Se marchó escondido tras una apariencia de empresario al fondo mismo  de Bolivia. Allí se encontró con algunos airados dispuestos a afrontar y a abolir el largo e histórico oprobio del general Sarmiento, el sátrapa que los humillaba. Se internó pues con los suyos, aunque sabría que no pocos de sus correligionarios banderizos disentían de su ánimo insurreccional.

Fueron pocos, pero muchos en su valentía, quienes lo siguieron por los carrascales bolivianos. En las horas del vivac leía libros del pensamiento marxista leninista, el ideario socialista (todo socialista, sostenía, era alguien integral), el ensayo, la narrativa, la poesía y suscribía un diario en el que con minucia y sincera confesión daba cuenta de los logros y los errores de las acciones libertarias.

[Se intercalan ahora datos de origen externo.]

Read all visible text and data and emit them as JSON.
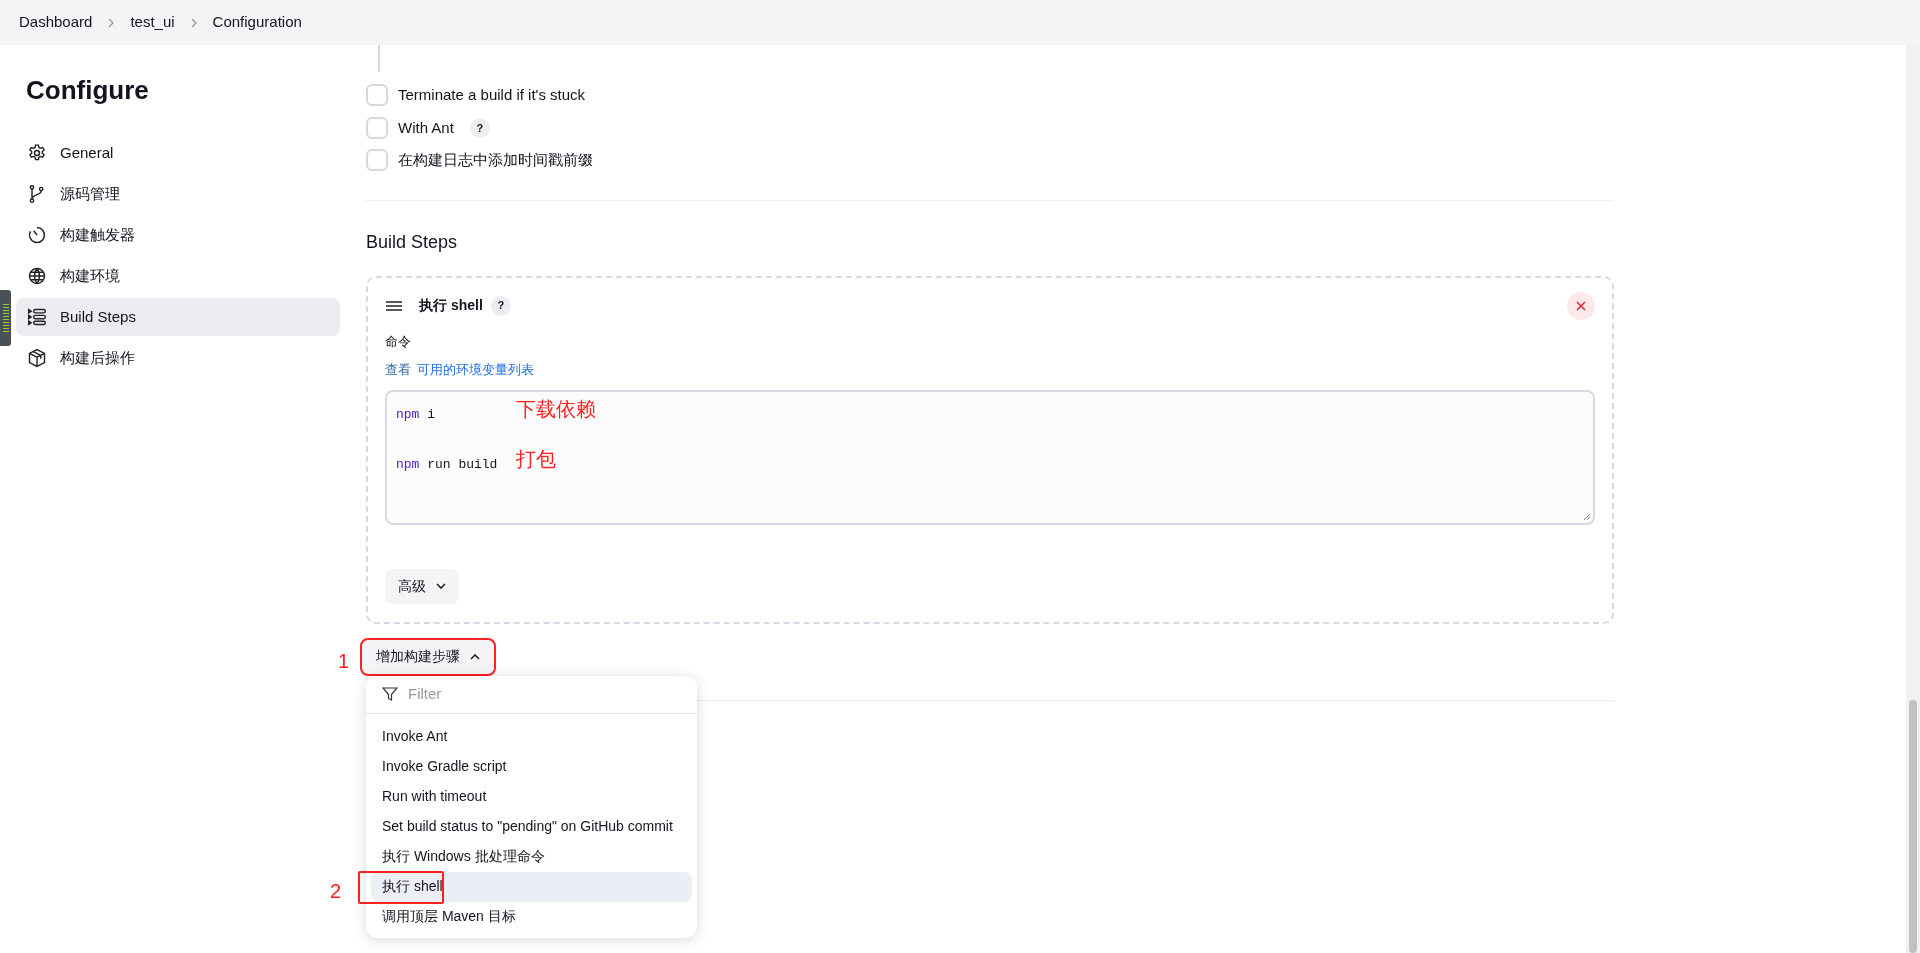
{
  "breadcrumbs": [
    {
      "label": "Dashboard"
    },
    {
      "label": "test_ui"
    },
    {
      "label": "Configuration"
    }
  ],
  "sidebar": {
    "title": "Configure",
    "items": [
      {
        "label": "General",
        "kind": "gear",
        "selected": false
      },
      {
        "label": "源码管理",
        "kind": "branch",
        "selected": false
      },
      {
        "label": "构建触发器",
        "kind": "timer",
        "selected": false
      },
      {
        "label": "构建环境",
        "kind": "globe",
        "selected": false
      },
      {
        "label": "Build Steps",
        "kind": "steps",
        "selected": true
      },
      {
        "label": "构建后操作",
        "kind": "package",
        "selected": false
      }
    ]
  },
  "options": [
    {
      "label": "Terminate a build if it's stuck",
      "checked": false
    },
    {
      "label": "With Ant",
      "checked": false,
      "help": "?"
    },
    {
      "label": "在构建日志中添加时间戳前缀",
      "checked": false
    }
  ],
  "section_title": "Build Steps",
  "build_step": {
    "title": "执行 shell",
    "help": "?",
    "field_label": "命令",
    "hint_prefix": "查看",
    "hint_link": "可用的环境变量列表",
    "command_lines": [
      {
        "keyword": "npm",
        "args": "i",
        "note": "下载依赖"
      },
      {
        "keyword": "npm",
        "args": "run build",
        "note": "打包"
      }
    ],
    "advanced_button": "高级"
  },
  "add_step": {
    "label": "增加构建步骤",
    "expanded": true,
    "annotation": "1"
  },
  "menu": {
    "filter_placeholder": "Filter",
    "items": [
      {
        "label": "Invoke Ant",
        "selected": false
      },
      {
        "label": "Invoke Gradle script",
        "selected": false
      },
      {
        "label": "Run with timeout",
        "selected": false
      },
      {
        "label": "Set build status to \"pending\" on GitHub commit",
        "selected": false
      },
      {
        "label": "执行 Windows 批处理命令",
        "selected": false
      },
      {
        "label": "执行 shell",
        "selected": true,
        "annotation": "2"
      },
      {
        "label": "调用顶层 Maven 目标",
        "selected": false
      }
    ]
  }
}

No pudo llegar a la realización de su sueño, que no era sólo regional sino también continental. Lo hirieron en una quebrada los secuaces de Barrientos y de la CIA. Lo redujeron maniatado al fondo  de una escuelita. Al día siguiente un oficial de segundo grado le disparo en un costado. Su cuerpo fue ofrecido a la curiosidad en un lavadero. No tardarían en cortarle las manos, como ordenara la CIA.

La tierra entera lo conoce. Se llamó Ernesto Ché Guevara, o el El Ché Guevara. No hay nadie que no lo pronuncie y lo lleve en una franela sobre el pecho. Qué gentío  lo ama y como están obligados a llamarlo y a recordar su heroicidad sus mismos asesinos, desde aquel 9 de octubre, como hoy, en que es imposible que muera.